“My CPA Said the IRS Prohibits my 401K from Investing in Real Estate!”


This was a recent comment made regarding a soon-to-be client after visiting with their CPA.  While we do not hear this comment as much as we used to, we still do hear it.  Whether it is our CPA, financial adviser or broker, the mantra can be the same:  “The IRS doesn’t allow you to invest in assets like real estate.”  But, is this true?!  I mean, let’s face it…while the market has been doing well recently, does anyone trust its continued performance?  Even if the market was performing well, aren’t there individuals who might be interested in investing in other assets…as long as they followed the rules for their IRAs or 401Ks?!  I would guess…yes!

Which leads to the question…..what does the IRS say about investments in assets outside the “traditional” investment world of stocks, bonds and mutual funds?”  Here is a quote from the IRS website:

“…..because of administrative burdens, many IRA trustees do not allow IRA owners to invest IRA funds in real estate. IRA law does not prohibit investing in real estate but trustees are not required to offer real estate as an option.”
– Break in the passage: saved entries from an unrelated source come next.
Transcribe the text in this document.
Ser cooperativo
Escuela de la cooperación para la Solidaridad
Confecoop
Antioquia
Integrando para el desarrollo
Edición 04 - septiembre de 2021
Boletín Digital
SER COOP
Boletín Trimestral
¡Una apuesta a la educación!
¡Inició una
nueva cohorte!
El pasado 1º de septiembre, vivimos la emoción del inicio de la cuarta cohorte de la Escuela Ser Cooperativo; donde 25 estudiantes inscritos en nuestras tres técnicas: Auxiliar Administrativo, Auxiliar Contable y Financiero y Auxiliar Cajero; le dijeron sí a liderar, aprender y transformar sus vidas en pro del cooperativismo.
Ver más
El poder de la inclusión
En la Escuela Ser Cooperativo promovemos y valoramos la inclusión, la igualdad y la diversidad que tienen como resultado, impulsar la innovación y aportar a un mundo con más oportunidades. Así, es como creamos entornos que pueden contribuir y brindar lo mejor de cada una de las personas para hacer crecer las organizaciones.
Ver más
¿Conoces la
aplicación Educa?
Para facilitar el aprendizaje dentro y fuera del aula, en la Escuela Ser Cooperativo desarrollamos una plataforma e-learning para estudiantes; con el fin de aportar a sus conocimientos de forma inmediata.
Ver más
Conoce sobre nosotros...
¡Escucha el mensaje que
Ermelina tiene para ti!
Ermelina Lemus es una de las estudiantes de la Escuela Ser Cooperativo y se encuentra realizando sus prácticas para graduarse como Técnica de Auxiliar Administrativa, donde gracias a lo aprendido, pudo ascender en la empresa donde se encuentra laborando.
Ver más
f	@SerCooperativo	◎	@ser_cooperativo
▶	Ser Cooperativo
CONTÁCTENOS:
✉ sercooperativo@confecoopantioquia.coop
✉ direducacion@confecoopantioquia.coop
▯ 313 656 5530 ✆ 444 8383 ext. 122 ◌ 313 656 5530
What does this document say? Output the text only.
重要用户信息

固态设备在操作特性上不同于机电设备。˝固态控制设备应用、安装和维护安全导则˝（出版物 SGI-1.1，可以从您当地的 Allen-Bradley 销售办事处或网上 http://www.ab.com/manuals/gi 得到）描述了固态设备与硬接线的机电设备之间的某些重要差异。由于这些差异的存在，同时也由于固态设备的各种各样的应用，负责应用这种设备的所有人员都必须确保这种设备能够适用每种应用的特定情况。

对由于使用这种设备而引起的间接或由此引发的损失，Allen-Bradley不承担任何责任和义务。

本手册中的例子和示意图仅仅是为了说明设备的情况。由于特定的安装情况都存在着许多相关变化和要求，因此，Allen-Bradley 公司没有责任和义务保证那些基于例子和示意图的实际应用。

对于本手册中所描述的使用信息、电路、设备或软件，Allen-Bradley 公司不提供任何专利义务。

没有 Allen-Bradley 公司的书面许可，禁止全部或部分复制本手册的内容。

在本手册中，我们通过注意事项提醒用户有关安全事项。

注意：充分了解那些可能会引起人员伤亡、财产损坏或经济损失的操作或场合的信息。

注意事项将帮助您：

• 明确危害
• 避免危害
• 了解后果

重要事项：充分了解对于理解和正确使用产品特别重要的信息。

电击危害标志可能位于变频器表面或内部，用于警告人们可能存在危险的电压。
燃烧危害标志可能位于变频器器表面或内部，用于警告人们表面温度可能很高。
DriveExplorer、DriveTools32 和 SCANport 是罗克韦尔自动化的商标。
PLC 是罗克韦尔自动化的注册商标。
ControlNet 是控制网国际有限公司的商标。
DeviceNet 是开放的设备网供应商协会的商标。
Okay, fair enough…I think that has been satisfactorily addressed.

So, folks it is about education.  I think we have established that and IRA (or 401K) can be established so that you have the ability to invest in assets outside the stock market.  Now, your job is to decide is you want to invest in what is referred to as “non-traditional” assets (e.g., real estate).  But, IF you could invest in both “traditional” and “non-traditional” assets from one account with possibly NO custodian fees, is that something you might want to consider?!

The fact of the matter is….no matter what you invest in, it should be a decision that you make and not your broker.  Take the time to study your choice of investments and make the decision that is best for you and your retirement, not the commissions received by your broker or financial planner.